Votre jardin n’est pas davantage reconnaissable. D’abord, car l’herbe a évidemment poussé jusqu’à son maximum, mais aussi parce que vous vous pouvez y voir des variétés de plantes que vous n’y avez jamais vu. « Chaque fois qu’un arbre laisse tomber une graine, un petit arbre peut pousser. Personne ne sera là pour l’arracher ou le couper. » Le plus surprenant peut-être, c’est d’y observer la vie des insectes autour de vous, abondante.
« N’oubliez pas que les gens ont tendance à faire tout ce qu’ils peuvent pour se débarrasser des insectes », relève Carlton Basmajian. « Ils pulvérisent de l’insecticide dans l’air et sur le sol. Ils enlèvent l’habitat des insectes. Ils mettent des moustiquaires aux fenêtres. Et si cela ne fonctionne pas, ils les écrasent. Si les gens ne faisaient pas tout cela, les insectes reviendraient. Ils auraient de nouveau le champ libre dans le monde. »
Et dans 1 000 ans ?
L’empire romain s’est effondré il y a environ 1 500 ans. Il en reste des vestiges — de solides vestiges quelques fois, les bâtiments les plus massifs et construits dans des matériaux les plus aptes à résister aux éléments et au temps. Nul doute que certaines infrastructures humaines pourraient tenir en partie à travers un tel laps de temps. « La disparition soudaine de l’être humain dans le monde révélerait à tout le moins quelque chose sur la façon dont nous avons traité la Terre », conclut Carlton Basmajian.
Imaginer une terre sans humains montre combien notre monde est rodé et millimétré, comme les traces qu’on laisse. Mais, quelles traces ? Si l’on évoque parfois la notion d’Anthropocène, c’est-à-dire l’âge à partir duquel l’humanité devient la force principale de changements sur Terre, certains scientifiques interpellent notamment sur une définition possible de notre époque : l’ère du plastique.

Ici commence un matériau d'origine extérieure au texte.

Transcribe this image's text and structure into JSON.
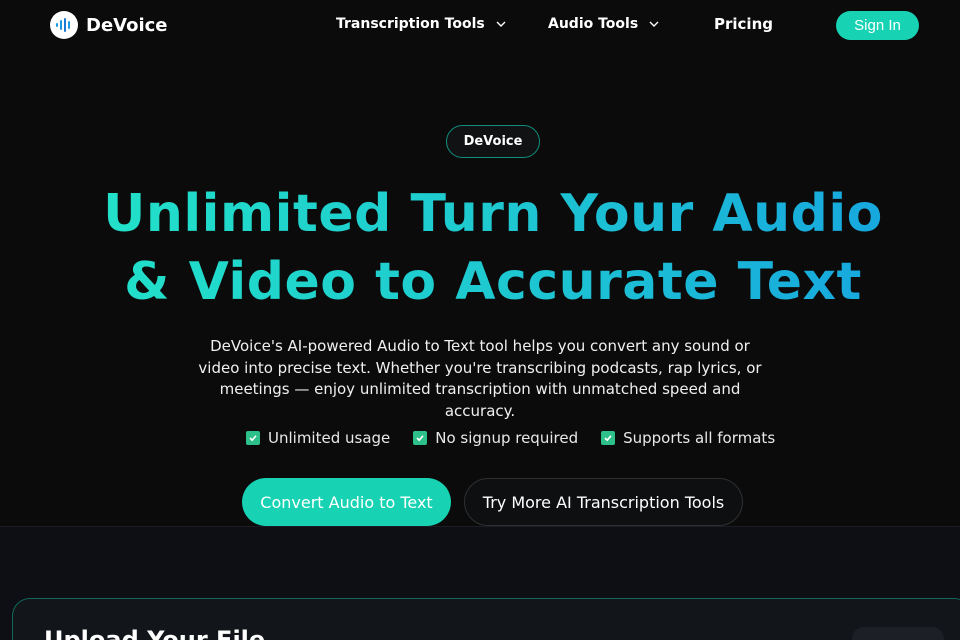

En 2021, des archéologues ont excavé 3 000 déchets — cuillères, emballages… — sur un site archéologique. Ils dataient de la fin du 20e siècle. Cette étude montrait ainsi comment le plastique pouvait pénétrer dans les dépôts terrestres (en plus des océans). Les auteurs estimaient que leur découverte montrait « comment la façon de vivre depuis la fin du 20e siècle et le début du 21e siècle crée des motifs distincts qui représentent une partie de la signature de l’Anthropocène ».